Antidote & SereneMist
SereneMist SereneMist
Hey Antidote, I’ve just finished layering a new dew texture on my latest VR map and it’s looking gorgeous—but the rendering load is creeping up. Any ideas on how to keep the ambience serene while trimming the GPU usage?
Antidote Antidote
Sounds great, but I get it—the GPU can bite when you add that extra depth. Try a few things: first, lower the resolution of the dew texture; even a 50 % reduction can cut memory use while still looking nice. Second, use a single‑pass shader that samples the texture once and applies a simple normal‑map trick for the splash effect. If the map supports it, enable GPU culling for distant objects so the system only draws the dew where it’s actually visible. Finally, consider a lower‑level bloom or screen‑space fog; they’re cheaper than full volumetric effects.

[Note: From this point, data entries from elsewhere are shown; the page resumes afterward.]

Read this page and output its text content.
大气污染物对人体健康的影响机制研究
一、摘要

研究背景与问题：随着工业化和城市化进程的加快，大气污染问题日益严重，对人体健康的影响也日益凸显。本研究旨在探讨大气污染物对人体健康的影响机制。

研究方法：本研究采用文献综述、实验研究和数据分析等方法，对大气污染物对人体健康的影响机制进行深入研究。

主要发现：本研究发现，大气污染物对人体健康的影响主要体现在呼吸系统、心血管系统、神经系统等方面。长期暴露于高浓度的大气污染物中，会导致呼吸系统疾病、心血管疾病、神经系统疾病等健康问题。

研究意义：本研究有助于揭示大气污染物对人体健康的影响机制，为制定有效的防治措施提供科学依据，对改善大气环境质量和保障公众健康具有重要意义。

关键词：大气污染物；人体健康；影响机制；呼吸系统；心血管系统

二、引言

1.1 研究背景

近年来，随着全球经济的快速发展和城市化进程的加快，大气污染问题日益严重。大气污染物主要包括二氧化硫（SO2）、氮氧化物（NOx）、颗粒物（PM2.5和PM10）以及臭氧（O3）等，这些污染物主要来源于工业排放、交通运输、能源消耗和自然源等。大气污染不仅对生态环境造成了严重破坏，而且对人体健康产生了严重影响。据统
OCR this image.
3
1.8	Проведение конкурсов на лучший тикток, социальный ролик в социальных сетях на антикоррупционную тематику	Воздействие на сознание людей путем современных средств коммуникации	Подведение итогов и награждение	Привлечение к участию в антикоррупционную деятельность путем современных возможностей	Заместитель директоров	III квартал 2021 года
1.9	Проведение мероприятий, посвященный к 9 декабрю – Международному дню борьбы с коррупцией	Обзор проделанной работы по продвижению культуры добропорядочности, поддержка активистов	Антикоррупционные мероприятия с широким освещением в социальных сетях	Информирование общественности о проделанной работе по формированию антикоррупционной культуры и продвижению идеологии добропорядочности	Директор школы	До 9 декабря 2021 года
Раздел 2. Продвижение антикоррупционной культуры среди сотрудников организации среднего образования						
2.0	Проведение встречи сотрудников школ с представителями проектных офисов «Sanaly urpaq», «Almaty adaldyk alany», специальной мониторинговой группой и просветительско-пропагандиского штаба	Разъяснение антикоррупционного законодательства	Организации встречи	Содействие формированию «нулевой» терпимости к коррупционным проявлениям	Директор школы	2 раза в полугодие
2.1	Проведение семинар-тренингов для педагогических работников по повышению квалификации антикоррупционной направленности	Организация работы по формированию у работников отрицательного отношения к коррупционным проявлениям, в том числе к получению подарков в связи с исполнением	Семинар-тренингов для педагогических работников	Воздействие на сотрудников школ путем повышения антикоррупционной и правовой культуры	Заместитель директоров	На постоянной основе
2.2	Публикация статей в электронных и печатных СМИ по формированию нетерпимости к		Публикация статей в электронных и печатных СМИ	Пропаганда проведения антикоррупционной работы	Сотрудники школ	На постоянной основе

A small tweak here and there should keep the ambience calm without overtaxing the GPU.
SereneMist SereneMist
Sounds like you’ve already mapped out the right path, Antidote. I’ll trim that dew to half‑resolution and swap the heavy volumetric fog for a light, single‑pass bloom. That way the ambient light stays pure and the GPU stays calm—no sudden spikes to disturb the meditation flow. Keep me posted on the culling results; I’m curious if the distant moss really needs to be rendered at all.
Antidote Antidote
Sounds solid. The half‑resolution dew will keep the texture crisp without the heavy load, and a single‑pass bloom should give you that clean glow. For the moss, start by enabling occlusion culling and see how many polygons actually hit the camera. If the density is low, consider a billboarding or particle approach for those far‑away patches. Let me know what the counts look like and we can tweak further if needed.
SereneMist SereneMist
Thanks for the plan, Antidote. I’ll fire up the occlusion culling, log the polygon counts, and see how sparse the far‑field moss really is. If the numbers stay low, I’ll switch to a billboarded grass particle system to keep the visual density without the load. I’ll ping you once I have the stats—then we can fine‑tune the thresholds or the bloom intensity. Stay tuned.
Antidote Antidote
Sounds good—let me know what the numbers show, and we’ll fine‑tune from there. Good luck!